Le bâtiment monumental de la capitale syrienne où se trouve le ministère de la justice a été suspendu pendant plusieurs semaines après la chute d'Assad.
Aujourd'hui, des grappes d'avocats se sont rassemblées dans les ascenseurs et les couloirs avant la réouverture des tribunaux civils et pénaux.
Dans son bureau du cinquième étage, l'adjointe du ministre de la Justice, Khitam Haddad, affirme que les affaires pénales et civiles seront à nouveau traitées, mais que le traitement des crimes commis sous l'ancien régime ne sera pas abordé pour l'instant.
Avec son grand et lourd bureau couvert de documents officiels, elle explique qu'elle travaille en tant que juge depuis 2013.
Elle a été nommée vice-ministre de la justice en 2023. Pour l'instant, elle reste en place.
« Je me suis sentie personnellement responsable de cette affaire », explique-t-elle.
« Il est nécessaire que le travail continue, que les juges reprennent leur travail et que les tribunaux reviennent, parce qu'en tant que Syrienne, je veux que mon travail continue et je veux que cette victoire continue, pour que les gens n'aient rien à craindre ».
« Je veux envoyer des messages de réconfort réels et réalistes, et pas seulement des paroles ».
Mais certains avocats s'inquiètent déjà de la décision des autorités transitoires de créer un conseil chargé de superviser l'ordre des avocats sans le soumettre à un vote.
Dans une pétition, ils ont déclaré qu'une telle approche remplacerait une forme d'autoritarisme par une autre.
Pour l'instant, les lois et la structure judiciaire de l'ère Assad restent en place, y compris la loi sur le terrorisme.

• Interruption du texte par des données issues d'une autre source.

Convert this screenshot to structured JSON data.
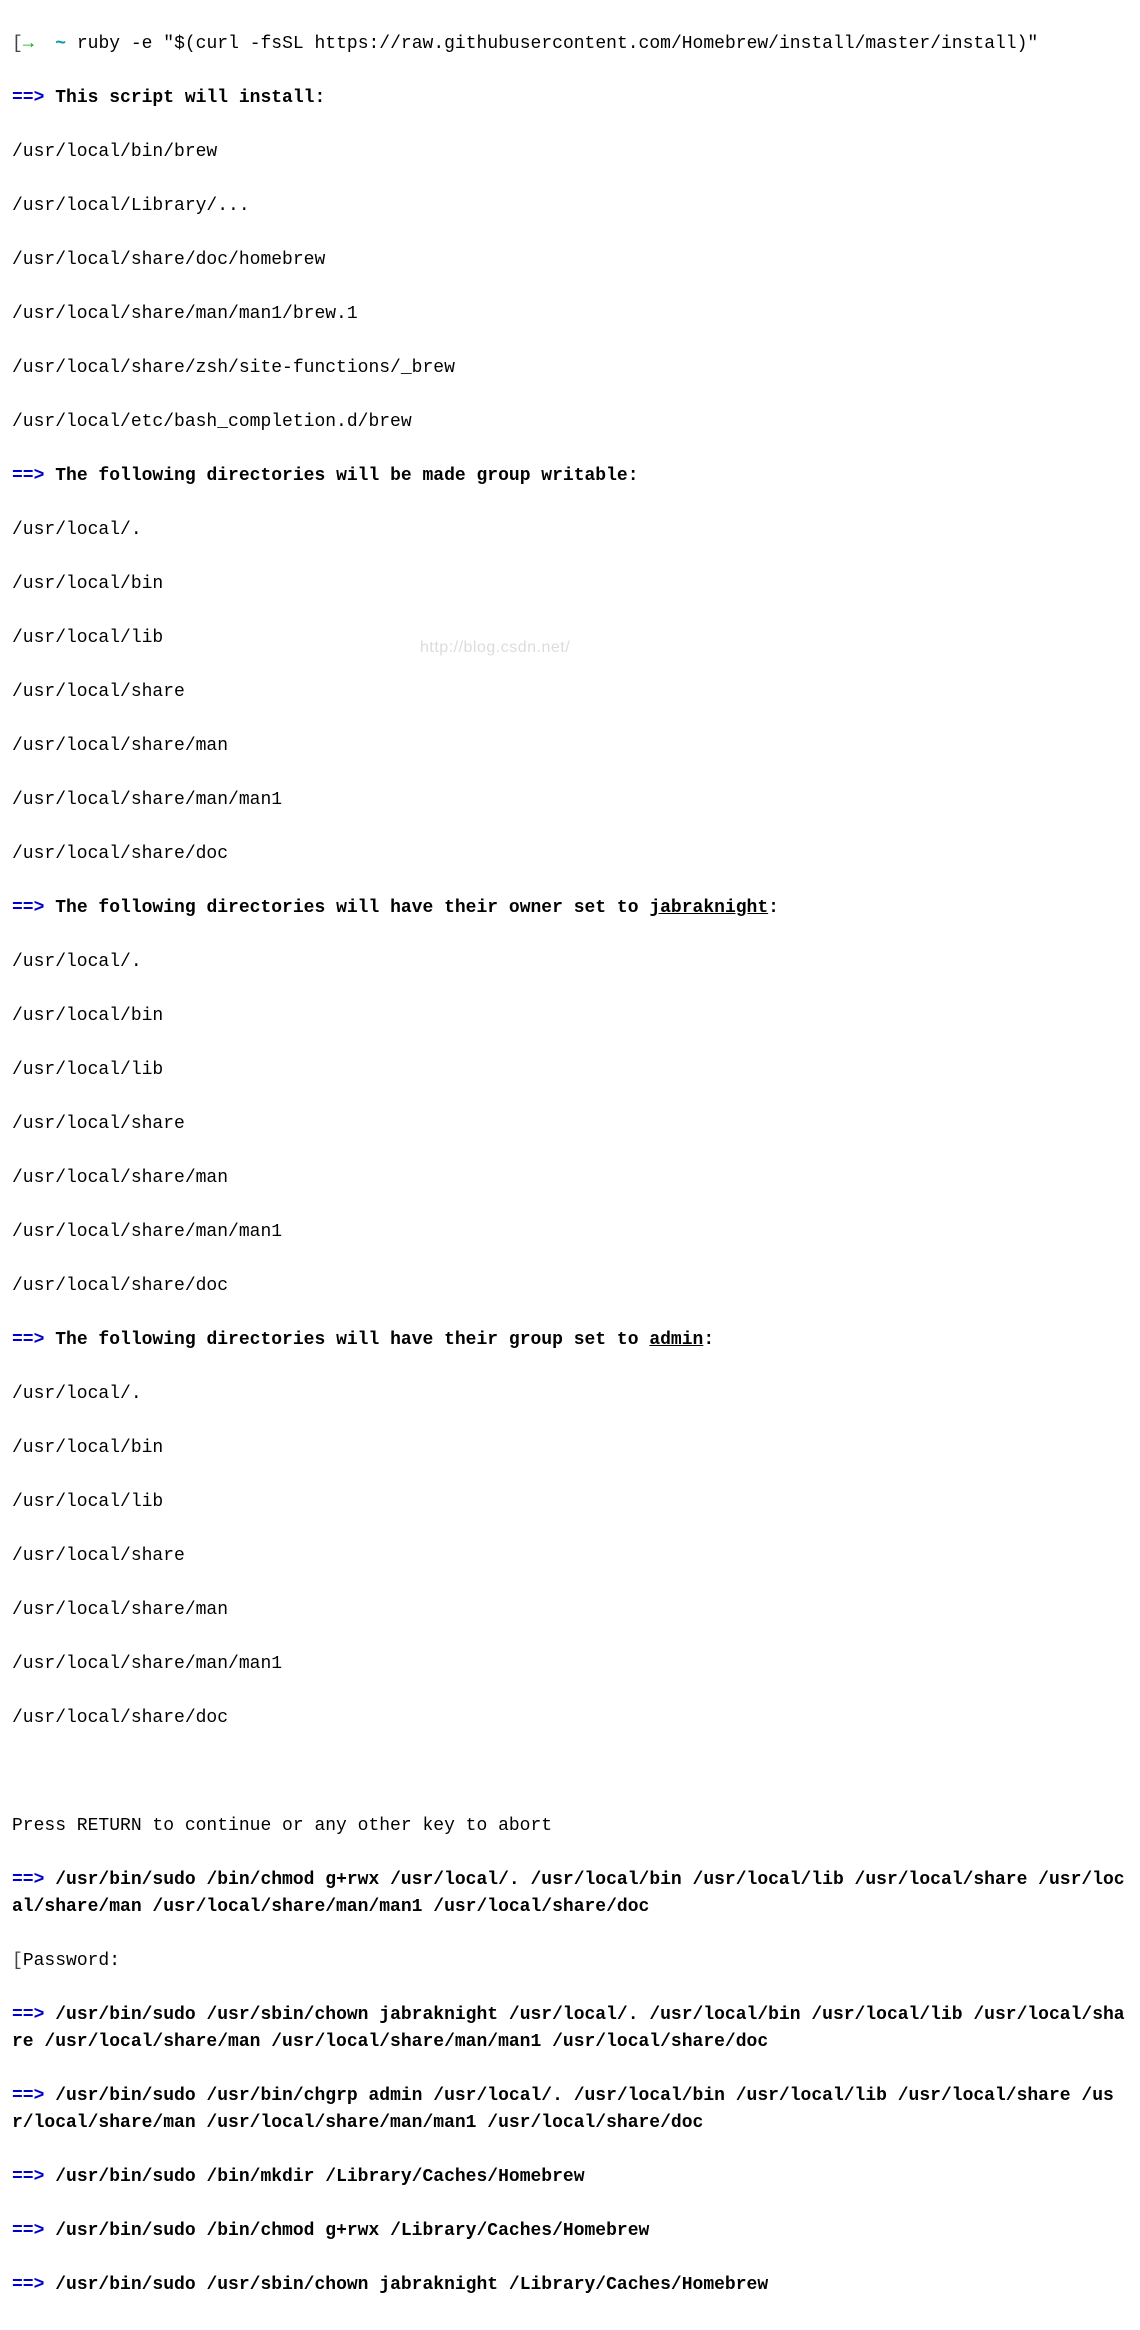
{
  "watermark_text": "http://blog.csdn.net/",
  "prompt": {
    "bracket_open": "[",
    "arrow": "→",
    "tilde": "~",
    "command": "ruby -e \"$(curl -fsSL https://raw.githubusercontent.com/Homebrew/install/master/install)\""
  },
  "marker": "==>",
  "sections": {
    "install": {
      "heading": "This script will install:",
      "lines": [
        "/usr/local/bin/brew",
        "/usr/local/Library/...",
        "/usr/local/share/doc/homebrew",
        "/usr/local/share/man/man1/brew.1",
        "/usr/local/share/zsh/site-functions/_brew",
        "/usr/local/etc/bash_completion.d/brew"
      ]
    },
    "group_writable": {
      "heading": "The following directories will be made group writable:",
      "lines": [
        "/usr/local/.",
        "/usr/local/bin",
        "/usr/local/lib",
        "/usr/local/share",
        "/usr/local/share/man",
        "/usr/local/share/man/man1",
        "/usr/local/share/doc"
      ]
    },
    "owner": {
      "heading_prefix": "The following directories will have their owner set to ",
      "owner_name": "jabraknight",
      "heading_suffix": ":",
      "lines": [
        "/usr/local/.",
        "/usr/local/bin",
        "/usr/local/lib",
        "/usr/local/share",
        "/usr/local/share/man",
        "/usr/local/share/man/man1",
        "/usr/local/share/doc"
      ]
    },
    "group": {
      "heading_prefix": "The following directories will have their group set to ",
      "group_name": "admin",
      "heading_suffix": ":",
      "lines": [
        "/usr/local/.",
        "/usr/local/bin",
        "/usr/local/lib",
        "/usr/local/share",
        "/usr/local/share/man",
        "/usr/local/share/man/man1",
        "/usr/local/share/doc"
      ]
    }
  },
  "press_return": "Press RETURN to continue or any other key to abort",
  "password_bracket_open": "[",
  "password_label": "Password:",
  "commands": {
    "chmod1": "/usr/bin/sudo /bin/chmod g+rwx /usr/local/. /usr/local/bin /usr/local/lib /usr/local/share /usr/local/share/man /usr/local/share/man/man1 /usr/local/share/doc",
    "chown1": "/usr/bin/sudo /usr/sbin/chown jabraknight /usr/local/. /usr/local/bin /usr/local/lib /usr/local/share /usr/local/share/man /usr/local/share/man/man1 /usr/local/share/doc",
    "chgrp1": "/usr/bin/sudo /usr/bin/chgrp admin /usr/local/. /usr/local/bin /usr/local/lib /usr/local/share /usr/local/share/man /usr/local/share/man/man1 /usr/local/share/doc",
    "mkdir1": "/usr/bin/sudo /bin/mkdir /Library/Caches/Homebrew",
    "chmod2": "/usr/bin/sudo /bin/chmod g+rwx /Library/Caches/Homebrew",
    "chown2": "/usr/bin/sudo /usr/sbin/chown jabraknight /Library/Caches/Homebrew"
  }
}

Il pourrait s'écouler beaucoup de temps avant que les personnes accusées de crimes sous le régime déchu ne soient jugées.

Les nouvelles autorités ont demandé aux Syriens de ne pas prendre les choses en main, car des vidéos ont circulé faisant état d'une justice sommaire et brutale à l'encontre de certains anciens fonctionnaires.
Des raids et des arrestations ont eu lieu, et certains de ceux qui s'étaient enfuis par la frontière vers le Liban ou l'Irak ont été renvoyés.
Mais la question de savoir si le système judiciaire - qui a été pendant si longtemps un instrument de répression - est capable d'être reconfiguré pour relever cet immense défi moral et logistique reste entière.
Sur les hauteurs de Damas, des Syriens, jeunes et vieux, respirent encore librement - enivrés par l'air froid et limpide de l'hiver - dans un lieu dont l'accès leur a été interdit par les forces de sécurité pendant plus d'une décennie.
Dans les cafés et les kiosques qui ont vu le jour dans les semaines qui ont suivi le renversement d'Assad, ils contemplent la ville qui s'étend devant eux, avec ses sombres souvenirs et la promesse d'un avenir différent, dans lequel la justice et l'obligation de rendre des comptes pourraient peut-être jouer un rôle.